Same game as before and same original money distribution (e.g., $1 less budget for every next neighbor). However, in the new formulation we have at the start 2 neighbors, one of whom had k times as much dollars as the other (k greater than 2), and also at the end there are 2 neighbors, one of whom had k times as much dollars as the other. Find k.

November 19th, 2013 at 8:26 am

I’m sorry that I’ve been quiet for so long. Here’s a way of doing it.

Let f = #friends, p = amount the poorest (i.e. the last) has. The richest initially has $(p + f – 1). After one circuit (assuming a whole circuit can be done), each is $1 poorer, and the moving heap would contain $f (i.e. just before passing it to the first friend). Hence after p complete circuits, each is $p poorer, the last friend now having nothing and the first having $(f – 1), and the moving heap contains $fp.

The next circuit cannot be completed, but friends 1 to f-1 can do their bit and so each becomes $1 poorer – friend #1 ending up with $(f-2), friend #(f-1) with $0 and the last friend in possession of $( f(p+1) -1) = $(fp + f – 1), which s/he is unable to pass on with the required extra $1.

Now either the first now has 4 times as much as the last or the last has 4 times as much as first, i.e.

fp + f − 1 = 4(f − 2) or 4(fp + f − 1) = f − 2.

The first => 7 = f(3 – p) => f = 7, p = 2 as the only non-negative integer solution.

The second => f(4p + 3) = 2 and that has no non-negative integer solution.

Hence the answer is 7 friends and the poorest had $2. For interest only, the total amount of money is f (p + (p + f -1))/2 = $35

November 19th, 2013 at 9:45 pm

I forgot to mention that that was another problem by Lewis Carroll.

Hi slavy, I’ll have a think about your problem. If I’ve understood it correctly, the two neighbours must be the first and last ones at both the beginning and at the end.

November 20th, 2013 at 12:04 am

I think that the only (non-negative integer) solutions to slavy’s problem are:

(f,p) = (0,2), (1,0), (2,0).

I simply took (f+p-1)/p = (fp+f-1)/(f-2), multiplied by p(f-2) and asked Mathematica to treat it as an integer problem.

Of course, if allowed that the initial values weren’t whole dollars, there may be many solutions and the special pairs won’t necessarily be the first and last friends or the same pair for the initial and final state.
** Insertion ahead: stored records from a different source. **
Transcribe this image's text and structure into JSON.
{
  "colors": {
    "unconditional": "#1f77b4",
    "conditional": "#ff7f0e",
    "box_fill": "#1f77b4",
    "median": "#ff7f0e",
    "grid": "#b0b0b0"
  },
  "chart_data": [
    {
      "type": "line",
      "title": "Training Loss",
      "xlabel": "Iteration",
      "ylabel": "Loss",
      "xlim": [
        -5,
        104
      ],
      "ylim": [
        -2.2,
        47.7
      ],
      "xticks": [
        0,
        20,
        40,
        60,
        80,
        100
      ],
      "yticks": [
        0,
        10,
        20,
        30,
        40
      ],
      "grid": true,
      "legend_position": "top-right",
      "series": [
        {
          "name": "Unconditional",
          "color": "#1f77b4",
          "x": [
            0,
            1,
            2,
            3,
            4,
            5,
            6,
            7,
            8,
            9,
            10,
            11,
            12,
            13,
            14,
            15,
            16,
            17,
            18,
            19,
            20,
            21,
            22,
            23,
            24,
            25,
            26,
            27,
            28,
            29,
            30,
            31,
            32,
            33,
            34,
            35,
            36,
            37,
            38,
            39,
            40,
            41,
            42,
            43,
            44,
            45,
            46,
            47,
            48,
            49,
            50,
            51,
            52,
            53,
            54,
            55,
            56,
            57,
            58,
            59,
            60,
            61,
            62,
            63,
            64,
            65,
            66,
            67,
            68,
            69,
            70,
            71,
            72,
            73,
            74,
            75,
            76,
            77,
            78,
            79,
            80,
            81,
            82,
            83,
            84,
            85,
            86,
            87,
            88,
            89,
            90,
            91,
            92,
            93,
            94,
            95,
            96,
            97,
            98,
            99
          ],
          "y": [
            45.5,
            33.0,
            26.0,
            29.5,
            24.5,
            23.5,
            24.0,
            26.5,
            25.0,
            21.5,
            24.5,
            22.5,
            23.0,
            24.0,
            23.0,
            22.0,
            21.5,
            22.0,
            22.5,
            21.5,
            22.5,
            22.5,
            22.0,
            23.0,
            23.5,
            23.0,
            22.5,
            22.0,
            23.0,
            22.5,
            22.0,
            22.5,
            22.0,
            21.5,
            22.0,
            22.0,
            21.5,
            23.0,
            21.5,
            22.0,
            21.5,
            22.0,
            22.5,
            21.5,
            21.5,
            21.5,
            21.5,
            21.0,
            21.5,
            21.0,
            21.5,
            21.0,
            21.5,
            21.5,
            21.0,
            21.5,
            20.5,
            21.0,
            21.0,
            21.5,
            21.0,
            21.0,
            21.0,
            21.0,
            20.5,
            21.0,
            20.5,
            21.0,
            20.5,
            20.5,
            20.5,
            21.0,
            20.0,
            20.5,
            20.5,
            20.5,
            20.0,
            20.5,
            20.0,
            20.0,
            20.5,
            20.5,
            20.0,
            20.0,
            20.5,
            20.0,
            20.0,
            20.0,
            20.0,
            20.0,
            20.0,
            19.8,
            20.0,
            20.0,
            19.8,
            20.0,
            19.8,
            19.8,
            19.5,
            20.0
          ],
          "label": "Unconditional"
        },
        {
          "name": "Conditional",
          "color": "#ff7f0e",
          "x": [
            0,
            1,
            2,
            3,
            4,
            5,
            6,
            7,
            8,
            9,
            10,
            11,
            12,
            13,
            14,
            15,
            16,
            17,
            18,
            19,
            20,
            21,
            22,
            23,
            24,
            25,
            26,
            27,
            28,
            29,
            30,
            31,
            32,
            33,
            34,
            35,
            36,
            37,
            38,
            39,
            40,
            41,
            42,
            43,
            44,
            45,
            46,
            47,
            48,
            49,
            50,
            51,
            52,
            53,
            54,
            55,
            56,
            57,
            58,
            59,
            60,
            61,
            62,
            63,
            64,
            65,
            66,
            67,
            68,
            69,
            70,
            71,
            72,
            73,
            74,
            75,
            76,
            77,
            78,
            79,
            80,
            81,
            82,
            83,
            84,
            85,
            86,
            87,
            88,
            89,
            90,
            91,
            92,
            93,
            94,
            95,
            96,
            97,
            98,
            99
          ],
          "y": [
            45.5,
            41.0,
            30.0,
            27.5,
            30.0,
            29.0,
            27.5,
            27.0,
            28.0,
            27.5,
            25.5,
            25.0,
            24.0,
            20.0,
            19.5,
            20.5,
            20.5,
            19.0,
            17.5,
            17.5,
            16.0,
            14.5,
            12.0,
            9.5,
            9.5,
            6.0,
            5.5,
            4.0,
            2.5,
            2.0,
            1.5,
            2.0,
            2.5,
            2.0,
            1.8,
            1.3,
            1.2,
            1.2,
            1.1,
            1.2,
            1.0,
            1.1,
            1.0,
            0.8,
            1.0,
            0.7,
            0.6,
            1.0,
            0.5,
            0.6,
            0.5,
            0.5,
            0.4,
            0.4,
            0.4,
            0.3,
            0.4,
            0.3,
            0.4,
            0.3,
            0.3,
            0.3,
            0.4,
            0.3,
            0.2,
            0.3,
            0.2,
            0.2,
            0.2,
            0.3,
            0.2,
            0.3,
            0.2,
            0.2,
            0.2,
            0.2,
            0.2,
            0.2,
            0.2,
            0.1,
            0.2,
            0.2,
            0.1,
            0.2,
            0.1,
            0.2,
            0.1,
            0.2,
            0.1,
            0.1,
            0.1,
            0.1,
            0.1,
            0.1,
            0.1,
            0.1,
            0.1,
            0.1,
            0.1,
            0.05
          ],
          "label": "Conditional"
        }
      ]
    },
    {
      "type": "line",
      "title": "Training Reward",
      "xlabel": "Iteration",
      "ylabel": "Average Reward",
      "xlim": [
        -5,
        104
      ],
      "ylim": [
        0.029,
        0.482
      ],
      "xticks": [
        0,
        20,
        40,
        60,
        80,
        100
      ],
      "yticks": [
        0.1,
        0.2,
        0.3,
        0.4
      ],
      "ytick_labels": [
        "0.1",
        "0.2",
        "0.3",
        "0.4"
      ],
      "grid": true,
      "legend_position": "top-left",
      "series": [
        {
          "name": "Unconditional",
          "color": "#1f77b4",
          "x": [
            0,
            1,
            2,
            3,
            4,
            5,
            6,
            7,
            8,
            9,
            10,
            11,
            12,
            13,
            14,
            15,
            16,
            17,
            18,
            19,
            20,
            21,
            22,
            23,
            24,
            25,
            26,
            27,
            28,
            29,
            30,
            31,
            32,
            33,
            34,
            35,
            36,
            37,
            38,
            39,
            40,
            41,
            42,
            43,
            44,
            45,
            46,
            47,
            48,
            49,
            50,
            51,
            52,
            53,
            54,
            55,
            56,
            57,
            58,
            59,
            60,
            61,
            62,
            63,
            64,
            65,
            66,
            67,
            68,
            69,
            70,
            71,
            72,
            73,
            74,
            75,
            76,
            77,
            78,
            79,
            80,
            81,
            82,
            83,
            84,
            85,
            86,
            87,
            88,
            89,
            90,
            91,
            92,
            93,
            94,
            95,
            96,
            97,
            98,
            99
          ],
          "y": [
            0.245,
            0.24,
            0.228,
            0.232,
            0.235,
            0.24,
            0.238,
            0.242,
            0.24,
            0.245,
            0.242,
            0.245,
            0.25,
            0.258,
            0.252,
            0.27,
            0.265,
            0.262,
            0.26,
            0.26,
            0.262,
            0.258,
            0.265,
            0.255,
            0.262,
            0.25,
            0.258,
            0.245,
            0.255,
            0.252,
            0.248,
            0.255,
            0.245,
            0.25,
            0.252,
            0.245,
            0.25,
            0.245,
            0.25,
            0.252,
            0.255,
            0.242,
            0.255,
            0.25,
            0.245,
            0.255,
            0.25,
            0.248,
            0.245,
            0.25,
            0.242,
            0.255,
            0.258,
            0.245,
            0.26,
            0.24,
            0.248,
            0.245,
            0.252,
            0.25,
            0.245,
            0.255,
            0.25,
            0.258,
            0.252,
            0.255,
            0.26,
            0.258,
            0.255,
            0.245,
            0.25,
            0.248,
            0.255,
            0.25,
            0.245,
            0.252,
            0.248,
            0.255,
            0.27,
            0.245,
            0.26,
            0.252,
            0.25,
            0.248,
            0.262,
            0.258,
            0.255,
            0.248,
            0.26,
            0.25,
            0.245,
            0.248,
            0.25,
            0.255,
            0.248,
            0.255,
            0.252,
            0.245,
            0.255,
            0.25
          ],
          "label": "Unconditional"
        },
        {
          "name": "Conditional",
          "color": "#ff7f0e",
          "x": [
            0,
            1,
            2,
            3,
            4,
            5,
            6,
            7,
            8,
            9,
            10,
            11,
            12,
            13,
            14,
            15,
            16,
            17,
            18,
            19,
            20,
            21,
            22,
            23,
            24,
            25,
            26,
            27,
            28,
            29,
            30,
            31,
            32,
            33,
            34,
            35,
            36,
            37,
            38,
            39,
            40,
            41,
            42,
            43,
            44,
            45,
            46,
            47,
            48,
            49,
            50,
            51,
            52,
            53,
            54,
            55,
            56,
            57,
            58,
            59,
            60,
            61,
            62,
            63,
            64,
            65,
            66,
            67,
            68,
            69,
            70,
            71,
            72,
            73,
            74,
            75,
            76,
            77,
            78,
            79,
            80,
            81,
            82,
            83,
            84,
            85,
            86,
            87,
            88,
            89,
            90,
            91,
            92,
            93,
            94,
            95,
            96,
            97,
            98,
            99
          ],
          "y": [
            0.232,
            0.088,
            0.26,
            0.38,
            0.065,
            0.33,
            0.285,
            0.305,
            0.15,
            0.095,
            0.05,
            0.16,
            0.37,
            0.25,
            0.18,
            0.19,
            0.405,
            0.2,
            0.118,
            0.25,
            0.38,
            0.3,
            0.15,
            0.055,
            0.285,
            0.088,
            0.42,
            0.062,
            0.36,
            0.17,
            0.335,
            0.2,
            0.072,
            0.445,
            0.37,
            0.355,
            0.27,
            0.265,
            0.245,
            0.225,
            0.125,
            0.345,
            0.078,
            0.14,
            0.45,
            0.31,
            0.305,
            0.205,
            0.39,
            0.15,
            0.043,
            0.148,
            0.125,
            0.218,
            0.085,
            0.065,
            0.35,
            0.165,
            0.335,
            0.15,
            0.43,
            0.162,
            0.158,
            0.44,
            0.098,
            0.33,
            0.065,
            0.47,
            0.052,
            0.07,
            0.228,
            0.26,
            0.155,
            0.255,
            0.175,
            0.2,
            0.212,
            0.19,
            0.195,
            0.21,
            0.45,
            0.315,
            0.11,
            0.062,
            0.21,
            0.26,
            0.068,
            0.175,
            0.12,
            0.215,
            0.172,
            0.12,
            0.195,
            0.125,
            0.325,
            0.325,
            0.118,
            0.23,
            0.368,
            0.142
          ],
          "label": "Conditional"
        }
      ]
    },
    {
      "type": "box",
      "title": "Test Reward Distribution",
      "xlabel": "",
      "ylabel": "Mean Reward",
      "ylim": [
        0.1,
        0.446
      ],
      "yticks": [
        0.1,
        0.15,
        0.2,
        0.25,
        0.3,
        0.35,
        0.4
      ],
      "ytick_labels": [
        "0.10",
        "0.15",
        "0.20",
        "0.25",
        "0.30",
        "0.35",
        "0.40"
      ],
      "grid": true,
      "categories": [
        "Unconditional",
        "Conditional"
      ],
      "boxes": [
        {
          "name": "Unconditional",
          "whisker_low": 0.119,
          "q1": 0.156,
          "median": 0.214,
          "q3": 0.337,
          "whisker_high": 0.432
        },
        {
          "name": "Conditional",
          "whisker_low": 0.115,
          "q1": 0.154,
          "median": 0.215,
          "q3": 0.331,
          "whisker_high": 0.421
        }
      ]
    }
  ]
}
November 20th, 2013 at 8:16 am

Hi Chris,

you are wrong There is at least one more integer solution, while all the three solutions you proposed don’t lead to anything meaningful. (0,2) corresponds to zero players the last one among whom had $2!!! (1,0) corresponds to one person with zero money playing with himself! (2,0) corresponds to 2 players, one with $1 and the other with $0 and here k is infinity!!!

Hint: Don’t try to get rid of k in the equations! It’s simpler if you keep it there. That’s why I asked for its value at the end – to stress its role in the analysis.

November 20th, 2013 at 10:59 am

Hi slavy. Ooops, I hadn’t checked to see if those solutions were physically meaningful – silly me.

I can see that keeping k (explicitly) would be crucial if k is an integer. I had assumed it to be a rational. k being an integer readily shows that gcd(f,p) = 1 for instance.

On a personal note. That you have excellent mathematical ability is beyond doubt. At least as important is that you don’t live in an ivory tower and you are accessible. You have joie de vivre. I think anyone that employs you will be very lucky.